Amor de lejos, amor de pendejos, me dijo un amigo bien churro. Me dio lo mismo, hablábamos a diario por casi un mes, todo el día por Facebook y casi todas las noches por skype. Una hora se pasaba volando mientras escuchaba su voz. Aunque me costara creerlo, seguía tan entusiasmado como cuando estábamos recién conociéndonos. Yo sabía, cuando nos conocimos, que el hecho que lo nuestro tuviera fecha de término ante mi eminente regreso lo hacía para mí harto más llevadero y factible. Acá en Chile, no buscaría conocer a un hombre para pareja estable ni amarrado, ni loco. Solo imaginarme de novio ya me da dolores de cabeza. Pero con el lindo no era así, necesitaba seguir junto a él. Pero no hay amorío gay que no se esfume con el viento, y así también fue con este.

Ingeniosamente, al mes de estar despidiéndonos, encontré la forma de volver a Bolivia, y por supuesto, de volver a verlo. El lindo al principio no lo podía creer. No me iba a La Paz, sino a una ciudad cercana donde vive su padre, por ende, el lindo iba a ir especialmente a quedarse donde su papá para verme lo más posible. Y luego, para un fin de semana largo, nos íbamos juntos al Titicaca a disfrutar de hermosos paisajes en islas verdes casi vacías de gente. Era todo lo que necesitábamos: tiempo juntos, naturaleza impresionante y mucha privacidad. Pero nada de eso pasó, y en vez de acompañarnos y compartir, fueron solo excusas: que tengo que comenzar mi tesis (después de tenerla medio año botada), que mi trabajo (que hacía online en su note), y mucho peor, que mi mamá no me dio permiso. Lo que antes era para mí algo tierno e indefenso, había pasado a ser mamón.

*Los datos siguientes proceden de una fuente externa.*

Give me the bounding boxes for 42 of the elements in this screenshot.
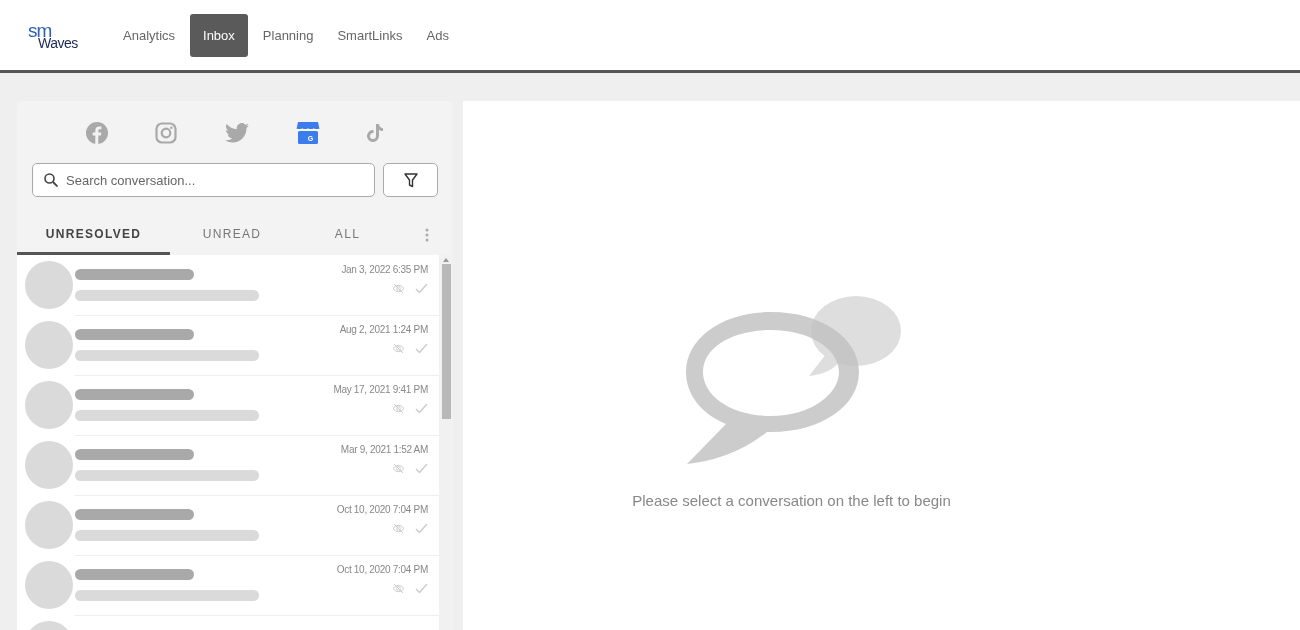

El desencanto fue tal que partí solo al Titicaca, no iba a perdérmelo por un tipo, nunca me había postergado por alguien y tampoco iba a ser la primera vez. Aunque no lo demostré, estaba profundamente ofendido, tan así que ni siquiera tuve las ganas de volver a La Paz a verlo por una última noche y despedirnos bien. Volví corriendo a la gran ciudad, solo para recoger mi bolso y partir al aeropuerto. El lindo no podía creer que me había ido así. Pero esta vez, el camino de regreso fue muy distinto. Donde antes había pena, ahora había rabia y decepción. No podía entender cómo la vez anterior venía desecho, ni de dónde habían salido esas postergadas emociones. Para mi tranquilidad, ya se habían vuelto a esconder.

Tengo hermosas fotos juntos en Facebook. Las veo y se me vienen los más lindos recuerdos a la cabeza. Incluso logro acordarme de lo que se siente enamorarse perdidamente de alguien. Hay canciones que las escucho y se me dibuja una gigante sonrisa en la cara, solo por acordarme de él y de tantos momentos que parecían sacados de la película más romántica y patética. También tengo un cascabel de una de sus botas, “para el chileno más lindo de su macho caporal”. Hoy lo miro y me rio, pero ya no con la ternura infinita, sino con la resignación de saber que ese tonto recuerdo va a terminar algún día en la basura. Después de todo, somos gay en el siglo XXI, ¿qué más se nos puede pedir?